GOG.com is joining rival Steam in selling early access to unfinished games, but with a more cautious approach.
The “games in development” program is kicking off with five titles: Starbound, Ashes of the Singularity, Project Zomboid, TerraTech, and The Curious Expedition. (All of these games are also available through Steam’s Early Access program already.)
As with all GOG offerings, the big difference compared to Steam is the absence of digital rights management. The games will also support GOG’s optional Galaxy launcher client, which lets players turn off auto-updates and roll back to previous versions. This should be especially useful for early access games, whose stability and features are always changing.
GOG also suggests that it will be fairly selective with early access games, “carefully evaluating” which ones will be available. Marcin Iwinski, co-founder of GOG owner CD Projekt, has previously criticized Steam’s Early Access program for a lack of curation, only removing games after they’re discovered to be unplayable. (Valve does have a group that decides which games land on Steam, but also offers a program where users can vote on game ideas.)
Still, GOG is taking one idea from Steam for its games in development program: All purchases will come with a 14-day, no questions asked refund window. Valve currently offers these types of refunds for all Steam games, not just Early Access releases.

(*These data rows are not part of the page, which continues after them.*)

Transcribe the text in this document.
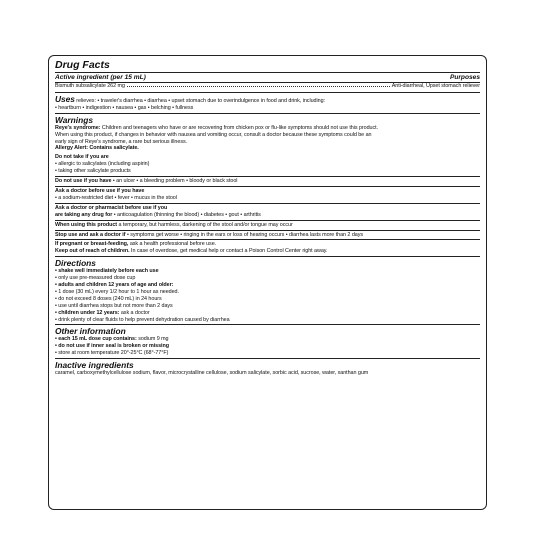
Drug Facts
Active ingredient (per 15 mL)	Purposes
Bismuth subsalicylate 262 mg	Anti-diarrheal, Upset stomach reliever
Uses relieves: • traveler's diarrhea • diarrhea • upset stomach due to overindulgence in food and drink, including:
• heartburn • indigestion • nausea • gas • belching • fullness
Warnings
Reye's syndrome: Children and teenagers who have or are recovering from chicken pox or flu-like symptoms should not use this product.
When using this product, if changes in behavior with nausea and vomiting occur, consult a doctor because these symptoms could be an
early sign of Reye's syndrome, a rare but serious illness.
Allergy Alert: Contains salicylate.
Do not take if you are
• allergic to salicylates (including aspirin)
• taking other salicylate products
Do not use if you have • an ulcer • a bleeding problem • bloody or black stool
Ask a doctor before use if you have
• a sodium-restricted diet • fever • mucus in the stool
Ask a doctor or pharmacist before use if you
are taking any drug for • anticoagulation (thinning the blood) • diabetes • gout • arthritis
When using this product a temporary, but harmless, darkening of the stool and/or tongue may occur
Stop use and ask a doctor if • symptoms get worse • ringing in the ears or loss of hearing occurs • diarrhea lasts more than 2 days
If pregnant or breast-feeding, ask a health professional before use.
Keep out of reach of children. In case of overdose, get medical help or contact a Poison Control Center right away.
Directions
• shake well immediately before each use
• only use pre-measured dose cup
• adults and children 12 years of age and older:
• 1 dose (30 mL) every 1/2 hour to 1 hour as needed.
• do not exceed 8 doses (240 mL) in 24 hours
• use until diarrhea stops but not more than 2 days
• children under 12 years: ask a doctor
• drink plenty of clear fluids to help prevent dehydration caused by diarrhea
Other information
• each 15 mL dose cup contains: sodium 9 mg
• do not use if inner seal is broken or missing
• store at room temperature 20°-25°C (68°-77°F)
Inactive ingredients
caramel, carboxymethylcellulose sodium, flavor, microcrystalline cellulose, sodium salicylate, sorbic acid, sucrose, water, xanthan gum
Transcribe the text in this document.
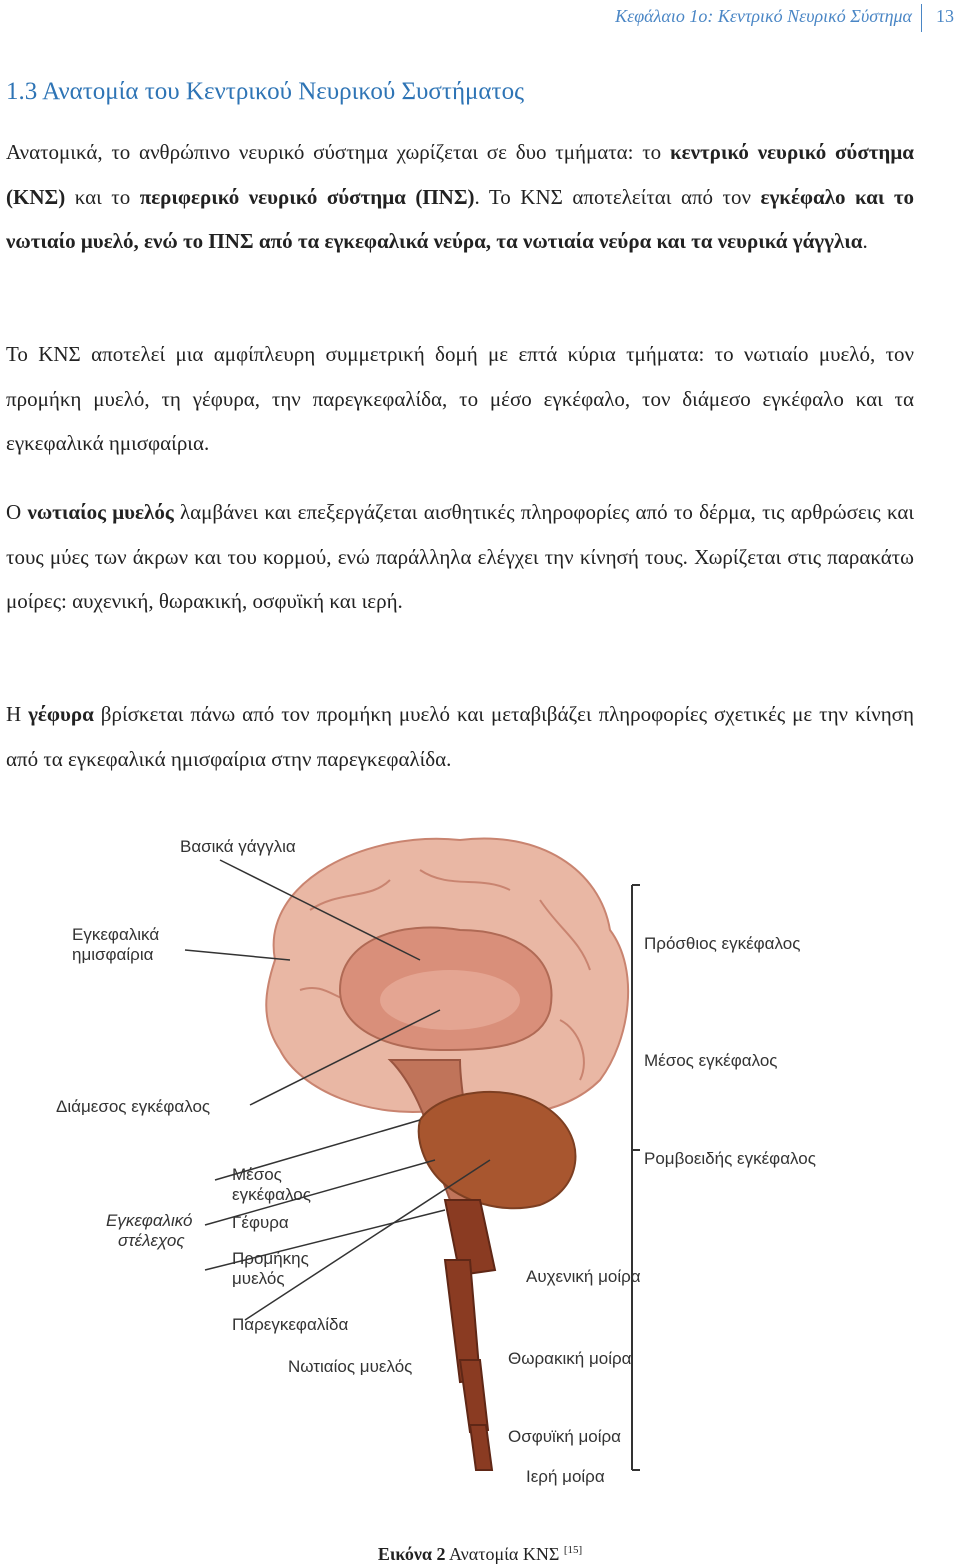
Κεφάλαιο 1ο: Κεντρικό Νευρικό Σύστημα 13
1.3 Ανατομία του Κεντρικού Νευρικού Συστήματος
Ανατομικά, το ανθρώπινο νευρικό σύστημα χωρίζεται σε δυο τμήματα: το κεντρικό νευρικό σύστημα (ΚΝΣ) και το περιφερικό νευρικό σύστημα (ΠΝΣ). Το ΚΝΣ αποτελείται από τον εγκέφαλο και το νωτιαίο μυελό, ενώ το ΠΝΣ από τα εγκεφαλικά νεύρα, τα νωτιαία νεύρα και τα νευρικά γάγγλια.
Το ΚΝΣ αποτελεί μια αμφίπλευρη συμμετρική δομή με επτά κύρια τμήματα: το νωτιαίο μυελό, τον προμήκη μυελό, τη γέφυρα, την παρεγκεφαλίδα, το μέσο εγκέφαλο, τον διάμεσο εγκέφαλο και τα εγκεφαλικά ημισφαίρια.
Ο νωτιαίος μυελός λαμβάνει και επεξεργάζεται αισθητικές πληροφορίες από το δέρμα, τις αρθρώσεις και τους μύες των άκρων και του κορμού, ενώ παράλληλα ελέγχει την κίνησή τους. Χωρίζεται στις παρακάτω μοίρες: αυχενική, θωρακική, οσφυϊκή και ιερή.
Η γέφυρα βρίσκεται πάνω από τον προμήκη μυελό και μεταβιβάζει πληροφορίες σχετικές με την κίνηση από τα εγκεφαλικά ημισφαίρια στην παρεγκεφαλίδα.
Βασικά γάγγλια
Εγκεφαλικά
ημισφαίρια
Πρόσθιος εγκέφαλος
Μέσος εγκέφαλος
Διάμεσος εγκέφαλος
Ρομβοειδής εγκέφαλος
Μέσος
εγκέφαλος
Εγκεφαλικό
στέλεχος
Γέφυρα
Προμήκης
μυελός	Αυχενική μοίρα
Παρεγκεφαλίδα
Νωτιαίος μυελός	Θωρακική μοίρα
Οσφυϊκή μοίρα
Ιερή μοίρα
Εικόνα 2 Ανατομία ΚΝΣ [15]
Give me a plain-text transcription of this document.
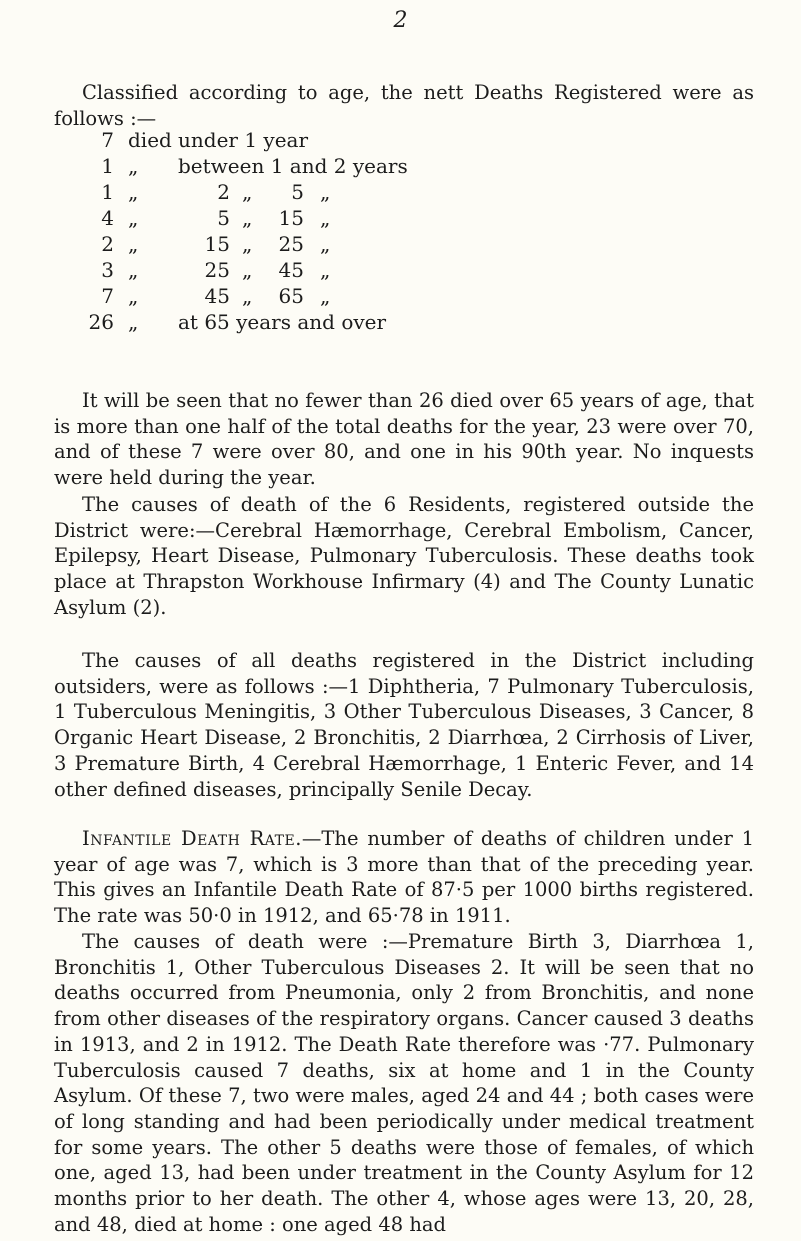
2

Classified according to age, the nett Deaths Registered were as follows :—

7 died under 1 year
1 „ between 1 and 2 years
1 „	2 „	5 „
4 „	5 „	15 „
2 „	15 „	25 „
3 „	25 „	45 „
7 „	45 „	65 „
26 „ at 65 years and over

It will be seen that no fewer than 26 died over 65 years of age, that is more than one half of the total deaths for the year, 23 were over 70, and of these 7 were over 80, and one in his 90th year. No inquests were held during the year.

The causes of death of the 6 Residents, registered outside the District were:—Cerebral Hæmorrhage, Cerebral Embolism, Cancer, Epilepsy, Heart Disease, Pulmonary Tuberculosis. These deaths took place at Thrapston Workhouse Infirmary (4) and The County Lunatic Asylum (2).

The causes of all deaths registered in the District including outsiders, were as follows :—1 Diphtheria, 7 Pulmonary Tuberculosis, 1 Tuberculous Meningitis, 3 Other Tuberculous Diseases, 3 Cancer, 8 Organic Heart Disease, 2 Bronchitis, 2 Diarrhœa, 2 Cirrhosis of Liver, 3 Premature Birth, 4 Cerebral Hæmorrhage, 1 Enteric Fever, and 14 other defined diseases, principally Senile Decay.

Infantile Death Rate.—The number of deaths of children under 1 year of age was 7, which is 3 more than that of the preceding year. This gives an Infantile Death Rate of 87·5 per 1000 births registered. The rate was 50·0 in 1912, and 65·78 in 1911.

The causes of death were :—Premature Birth 3, Diarrhœa 1, Bronchitis 1, Other Tuberculous Diseases 2. It will be seen that no deaths occurred from Pneumonia, only 2 from Bronchitis, and none from other diseases of the respiratory organs. Cancer caused 3 deaths in 1913, and 2 in 1912. The Death Rate therefore was ·77. Pulmonary Tuberculosis caused 7 deaths, six at home and 1 in the County Asylum. Of these 7, two were males, aged 24 and 44 ; both cases were of long standing and had been periodically under medical treatment for some years. The other 5 deaths were those of females, of which one, aged 13, had been under treatment in the County Asylum for 12 months prior to her death. The other 4, whose ages were 13, 20, 28, and 48, died at home : one aged 48 had
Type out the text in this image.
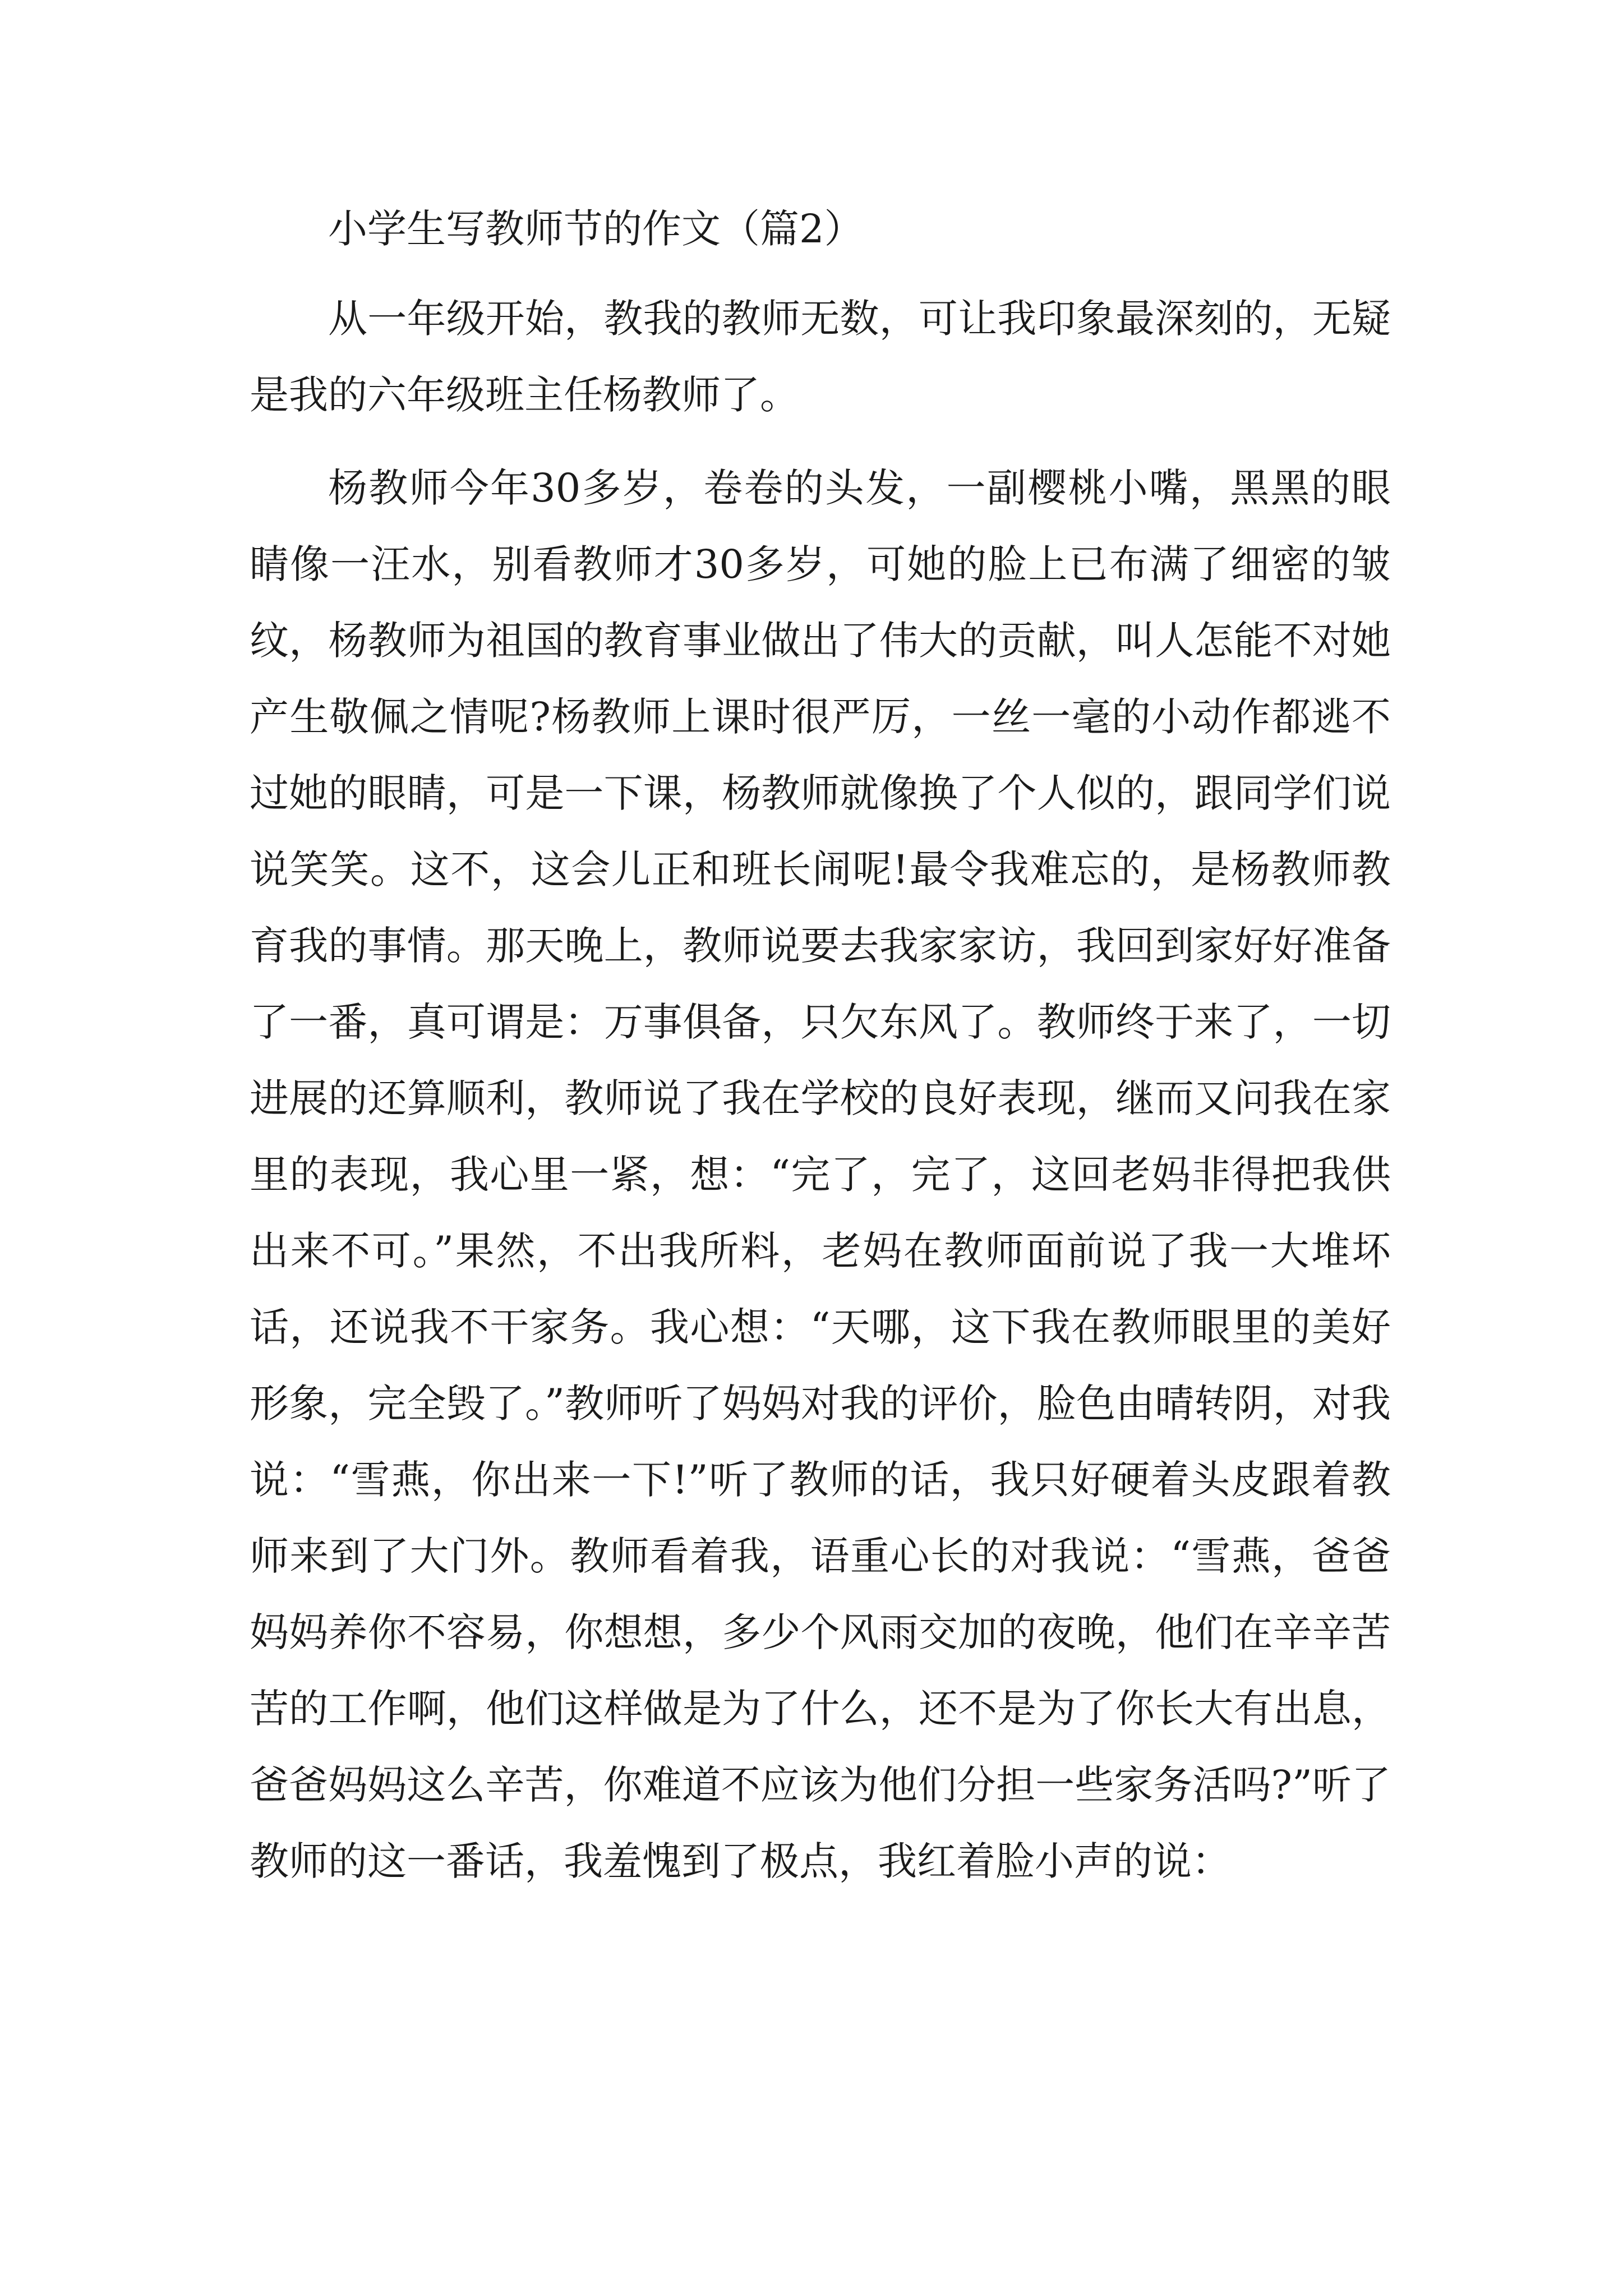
小学生写教师节的作文（篇2）

从一年级开始，教我的教师无数，可让我印象最深刻的，无疑是我的六年级班主任杨教师了。

杨教师今年30多岁，卷卷的头发，一副樱桃小嘴，黑黑的眼睛像一汪水，别看教师才30多岁，可她的脸上已布满了细密的皱纹，杨教师为祖国的教育事业做出了伟大的贡献，叫人怎能不对她产生敬佩之情呢?杨教师上课时很严厉，一丝一毫的小动作都逃不过她的眼睛，可是一下课，杨教师就像换了个人似的，跟同学们说说笑笑。这不，这会儿正和班长闹呢!最令我难忘的，是杨教师教育我的事情。那天晚上，教师说要去我家家访，我回到家好好准备了一番，真可谓是：万事俱备，只欠东风了。教师终于来了，一切进展的还算顺利，教师说了我在学校的良好表现，继而又问我在家里的表现，我心里一紧，想：“完了，完了，这回老妈非得把我供出来不可。”果然，不出我所料，老妈在教师面前说了我一大堆坏话，还说我不干家务。我心想：“天哪，这下我在教师眼里的美好形象，完全毁了。”教师听了妈妈对我的评价，脸色由晴转阴，对我说：“雪燕，你出来一下!”听了教师的话，我只好硬着头皮跟着教师来到了大门外。教师看着我，语重心长的对我说：“雪燕，爸爸妈妈养你不容易，你想想，多少个风雨交加的夜晚，他们在辛辛苦苦的工作啊，他们这样做是为了什么，还不是为了你长大有出息，爸爸妈妈这么辛苦，你难道不应该为他们分担一些家务活吗?”听了教师的这一番话，我羞愧到了极点，我红着脸小声的说：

Why this matters: The early access model has been both a blessing and a curse for PC gaming. While it has given birth to shining gems like Kerbal Space Program and Wasteland 2, there’s no guarantee that the games will match the developer’s original vision or even reach a finished state. Valve has certainly acknowledged these issues on Steam—at times telling Early Access developers to ratchet down the hype—but still takes a fairly liberal approach with nearly 700 games on offer. It’ll be interesting to see how conservative GOG is by comparison as its own program gets underway.